Jelang pelaksanaan pemilihan kepala daerah (Pilkada) 2020, Komisi Pemilihan Umum (KPU) berupaya melobi Presiden dan DPR untuk mengusulkan aturan larangan pencalonan mantan terpidana korupsi sebagai calon kepala daerah yang akan dituangkan dalam Peraturan Komisi Pemilihan Umum termasuk mendorong revisi UU No.10 Tahun 2016 tentang Perubahan Kedua atas UU No.1 Tahun 2015 tentang Penetapan Perppu No.1 Tahun 2014 tentang Pemilihan Gubernur, Bupati, dan Walikota menjadi UU (UU Pilkada).

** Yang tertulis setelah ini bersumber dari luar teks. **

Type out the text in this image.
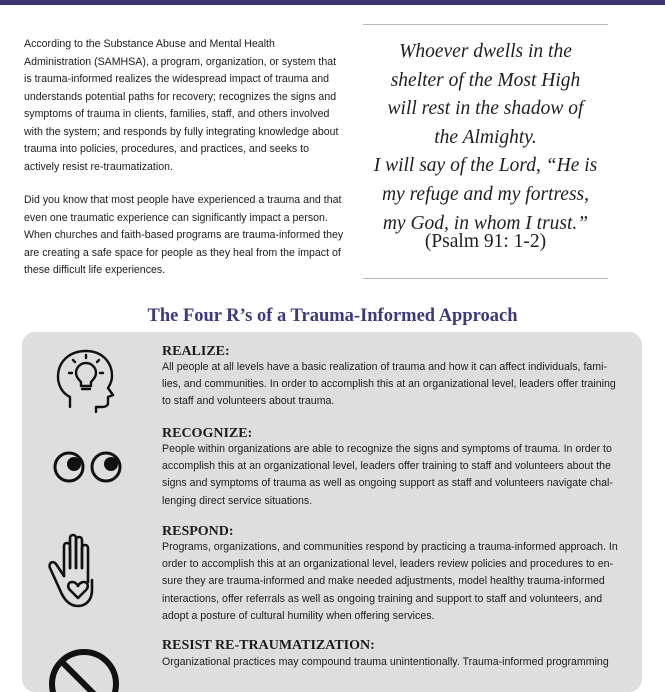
According to the Substance Abuse and Mental Health Administration (SAMHSA), a program, organization, or system that is trauma-informed realizes the widespread impact of trauma and understands potential paths for recovery; recognizes the signs and symptoms of trauma in clients, families, staff, and others involved with the system; and responds by fully integrating knowledge about trauma into policies, procedures, and practices, and seeks to actively resist re-traumatization.

Did you know that most people have experienced a trauma and that even one traumatic experience can significantly impact a person. When churches and faith-based programs are trauma-informed they are creating a safe space for people as they heal from the impact of these difficult life experiences.

Whoever dwells in the
shelter of the Most High
will rest in the shadow of
the Almighty.
I will say of the Lord, “He is
my refuge and my fortress,
my God, in whom I trust.”

(Psalm 91: 1-2)
The Four R’s of a Trauma-Informed Approach
REALIZE:

All people at all levels have a basic realization of trauma and how it can affect individuals, fami-
lies, and communities. In order to accomplish this at an organizational level, leaders offer training
to staff and volunteers about trauma.

RECOGNIZE:

People within organizations are able to recognize the signs and symptoms of trauma. In order to
accomplish this at an organizational level, leaders offer training to staff and volunteers about the
signs and symptoms of trauma as well as ongoing support as staff and volunteers navigate chal-
lenging direct service situations.

RESPOND:

Programs, organizations, and communities respond by practicing a trauma-informed approach. In
order to accomplish this at an organizational level, leaders review policies and procedures to en-
sure they are trauma-informed and make needed adjustments, model healthy trauma-informed
interactions, offer referrals as well as ongoing training and support to staff and volunteers, and
adopt a posture of cultural humility when offering services.

RESIST RE-TRAUMATIZATION:

Organizational practices may compound trauma unintentionally. Trauma-informed programming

“Normanya mau diatur di Peraturan KPU atau UU, substansinya tidak ada yang menolak. Kalau mau dimasukkan dalam UU, saya mendorong agar revisi UU Pilkada bisa dilakukan dengan cepat sebelum pencalonan bisa selesai,” ujar Ketua KPU Arief Budiman di Kompleks Gedung Parlemen Jakarta, Senin (11/11/2019) malam. Baca Juga: Alasan ‘Novum’ Ini, KPU Bakal Larang Mantan Koruptor Ikut Pilkada
Di hari yang sama sebelumnya, Arief bersama jajaran Komisioner KPU lain telah menyampaikan usulan tersebut saat menemui Presiden Joko Widodo dan menyerahkan buku Laporan Pelaksanaan Pemilu 2019 di Istana Negara Jakarta, Senin (11/11/2019).

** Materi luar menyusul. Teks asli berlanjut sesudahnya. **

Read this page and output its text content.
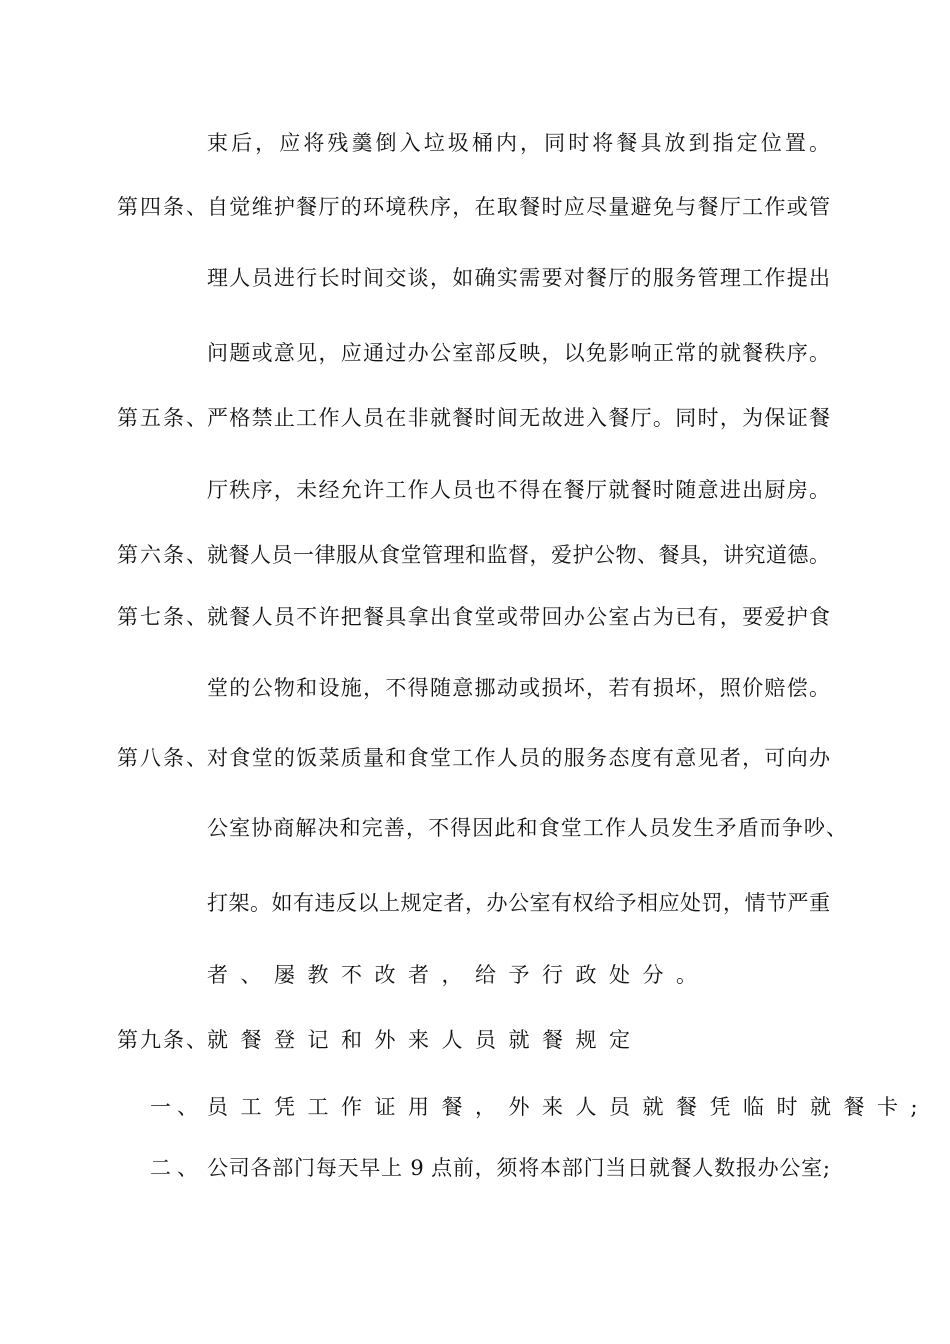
束后，应将残羹倒入垃圾桶内，同时将餐具放到指定位置。
第四条、
自觉维护餐厅的环境秩序，在取餐时应尽量避免与餐厅工作或管
理人员进行长时间交谈，如确实需要对餐厅的服务管理工作提出
问题或意见，应通过办公室部反映，以免影响正常的就餐秩序。
第五条、
严格禁止工作人员在非就餐时间无故进入餐厅。同时，为保证餐
厅秩序，未经允许工作人员也不得在餐厅就餐时随意进出厨房。
第六条、
就餐人员一律服从食堂管理和监督，爱护公物、餐具，讲究道德。
第七条、
就餐人员不许把餐具拿出食堂或带回办公室占为已有，要爱护食
堂的公物和设施，不得随意挪动或损坏，若有损坏，照价赔偿。
第八条、
对食堂的饭菜质量和食堂工作人员的服务态度有意见者，可向办
公室协商解决和完善，不得因此和食堂工作人员发生矛盾而争吵、
打架。如有违反以上规定者，办公室有权给予相应处罚，情节严重
者、屡教不改者，给予行政处分。
第九条、
就餐登记和外来人员就餐规定
一、 员工凭工作证用餐，外来人员就餐凭临时就餐卡;
二、 公司各部门每天早上 9 点前，须将本部门当日就餐人数报办公室;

Arief menerangkan pencalonan pilkada serentak bakal dimulai pada Juni 2020. Menurutnya, KPU dan DPR (Komisi II) sepakat agar dalam perhelatan pilkada ini berupaya mendapat kepala derah yang bersih dan jujur. Karena itu, pihaknya berharap ketika ada kesamaan persepsi dan kesepakatan mengenai larangan mantan terpidana korupsi ikut pilkada secepatnya merevisi UU Pilkada dengan memasukkan pasal larangan eks narapidana korupsi maju dalam pilkada.
“Komisi II memiliki pandangan yang sama dengan KPU tentang perlunya keselarasan peraturan KPU dengan UU di atasnya (UU Pilkada). Ruang kosong dalam UU Pilkada terkait ketiadaan aturan larangan eks napi korupsi maju pilkada perlu diisi.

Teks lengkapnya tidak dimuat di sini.